Autoregressive LLMs acquire logical relational semantics such as symmetry and inversion once given enough logic-bearing supervision, even in shallow models, but reversal failures arise mainly from left-to-right order bias rather than any欠缺在

A machine-rendered reading of the paper's core claim, the machinery that carries it, and where it could break.

The paper tests whether large language models truly learn the logical properties of relations like symmetry and inversion or simply memorize surface patterns. It builds a synthetic knowledge-graph generator that produces text from triples known to obey those logical rules and trains GPT-style models from scratch under controlled conditions. The results show a sharp phase transition: once supervision crosses a threshold, the models begin to handle unseen entities and reversed queries correctly, and this capability appears even in two- or three-layer networks. Order-matched forward and reverse tests plus a diffusion baseline isolate the remaining reversal errors to the autoregressive training order rather than to any failure to represent inversion itself.

Core claim

Relational semantics emerge with sufficient logic-bearing supervision, even in shallow (2-3 layer) models, and successful generalization aligns with stable intermediate-layer signals; order-matched forward/reverse tests and a diffusion baseline indicate that reversal failures are primarily driven by autoregressive order bias rather than deficient inversion semantics.

What carries the argument

Controlled Knowledge Graph-based synthetic framework that generates text from symmetric and inverse triples

If this is right

  • Relational semantics appear in models as shallow as two or three layers once the training data supplies explicit logical structure.
  • Generalization to unseen entities tracks the emergence of stable representations in intermediate layers.
  • Reversal errors persist even when inversion semantics are present because the autoregressive objective favors the order seen during training.
  • A non-autoregressive baseline trained on the same data exhibits fewer reversal failures, confirming the role of generation order.

Where Pith is reading between the lines

These are editorial extensions of the paper, not claims the author makes directly.

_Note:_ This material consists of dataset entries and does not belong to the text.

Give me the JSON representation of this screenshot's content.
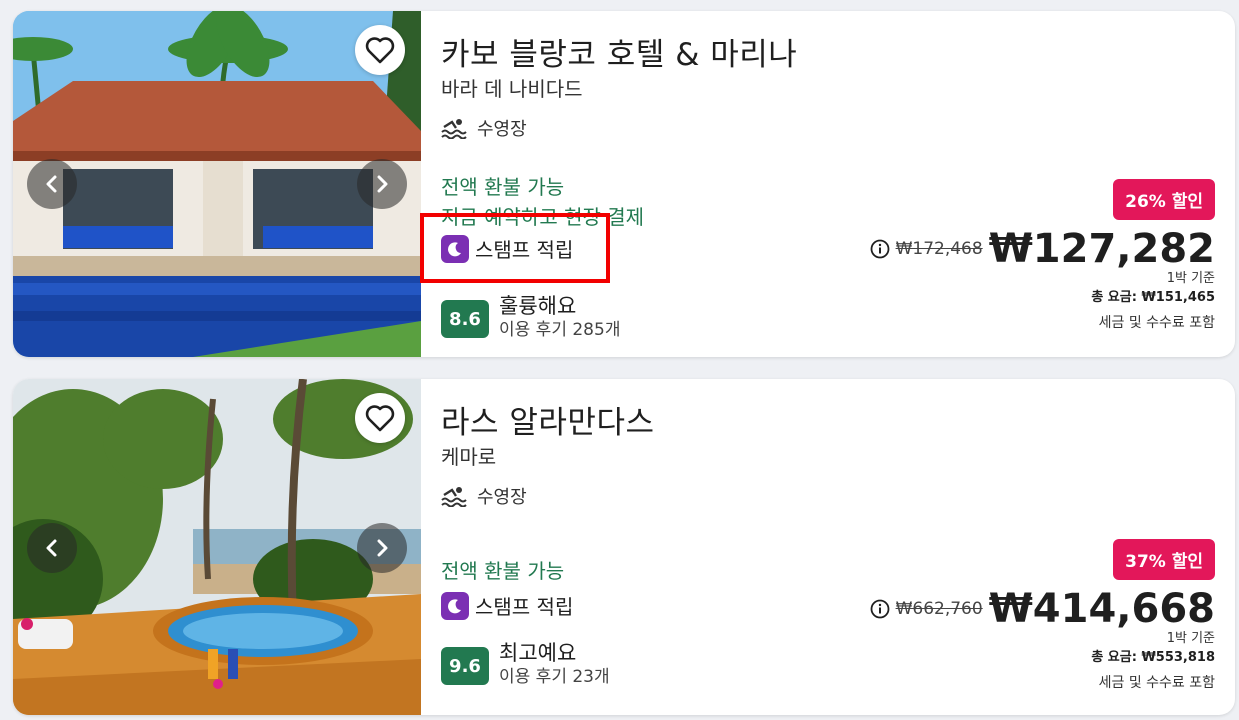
{
  "hotels": [
    {
      "name": "카보 블랑코 호텔 & 마리나",
      "location": "바라 데 나비다드",
      "amenity": "수영장",
      "refund": "전액 환불 가능",
      "pay_later": "지금 예약하고 현장 결제",
      "stamp": "스탬프 적립",
      "score": "8.6",
      "rating_word": "훌륭해요",
      "reviews": "이용 후기 285개",
      "discount": "26% 할인",
      "old_price": "₩172,468",
      "price": "₩127,282",
      "per_night": "1박 기준",
      "total": "총 요금: ₩151,465",
      "taxes": "세금 및 수수료 포함"
    },
    {
      "name": "라스 알라만다스",
      "location": "케마로",
      "amenity": "수영장",
      "refund": "전액 환불 가능",
      "stamp": "스탬프 적립",
      "score": "9.6",
      "rating_word": "최고예요",
      "reviews": "이용 후기 23개",
      "discount": "37% 할인",
      "old_price": "₩662,760",
      "price": "₩414,668",
      "per_night": "1박 기준",
      "total": "총 요금: ₩553,818",
      "taxes": "세금 및 수수료 포함"
    }
  ],
  "colors": {
    "accent_green": "#227950",
    "discount_red": "#e3175a",
    "stamp_purple": "#7b2fb3",
    "highlight": "#f20000"
  },
  "icons": [
    "heart-icon",
    "chevron-left-icon",
    "chevron-right-icon",
    "pool-icon",
    "moon-stamp-icon",
    "info-icon"
  ]
}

  • Prompting strategies that force reverse order during inference may reduce reversal errors without any change to model weights.
  • The same synthetic-data recipe could be used to test whether other logical properties such as transitivity emerge under controlled supervision.
  • Architectures that are not strictly left-to-right may reach the same relational competence with less data once the order bias is removed.

Load-bearing premise

The synthetic text generated from knowledge-graph triples encodes pure logical relations without accidental surface patterns that would make model success or failure unrepresentative of real relational understanding.

What would settle it

Train the same models on data whose logical structure is deliberately broken while keeping all other statistics identical; if the phase transition and correct reversal performance disappear, the claim that supervision alone suffices is falsified.

read the original abstract

Autoregressive LLMs perform well on relational tasks that require linking entities via relational words (e.g., father/son, friend), but it is unclear whether they learn the logical semantics of such relations (e.g., symmetry and inversion logic) and, if so, whether reversal-type failures arise from missing relational semantics or left-to-right order bias. We propose a controlled Knowledge Graph-based synthetic framework that generates text from symmetric/inverse triples, train GPT-style autoregressive models from scratch, and evaluate memorization, logical inference, and in-context generalization to unseen entities to address these questions. We find a sharp phase transition in which relational semantics emerge with sufficient logic-bearing supervision, even in shallow (2-3 layer) models, and that successful generalization aligns with stable intermediate-layer signals. Finally, order-matched forward/reverse tests and a diffusion baseline indicate that reversal failures are primarily driven by autoregressive order bias rather than deficient inversion semantics.

Editorial analysis

A structured set of objections, weighed in public.

Desk editor's note, referee report, simulated authors' rebuttal, and a circularity audit. Tearing a paper down is the easy half of reading it; the pith above is the substance, this is the friction.

Referee Report

2 major / 1 minor

Summary. The paper investigates whether autoregressive LLMs learn logical relational semantics (symmetry, inversion) or if reversal failures stem from order bias. It introduces a controlled synthetic framework generating text from KG triples with symmetric/inverse relations, trains GPT-style models from scratch, and evaluates memorization, logical inference, and in-context generalization to unseen entities. Key results include a sharp phase transition for emergence of relational semantics even in 2-3 layer models under sufficient logic-bearing supervision, alignment of successful generalization with stable intermediate-layer signals, and evidence from order-matched forward/reverse tests plus a diffusion baseline that reversal failures arise primarily from autoregressive order bias rather than deficient inversion semantics.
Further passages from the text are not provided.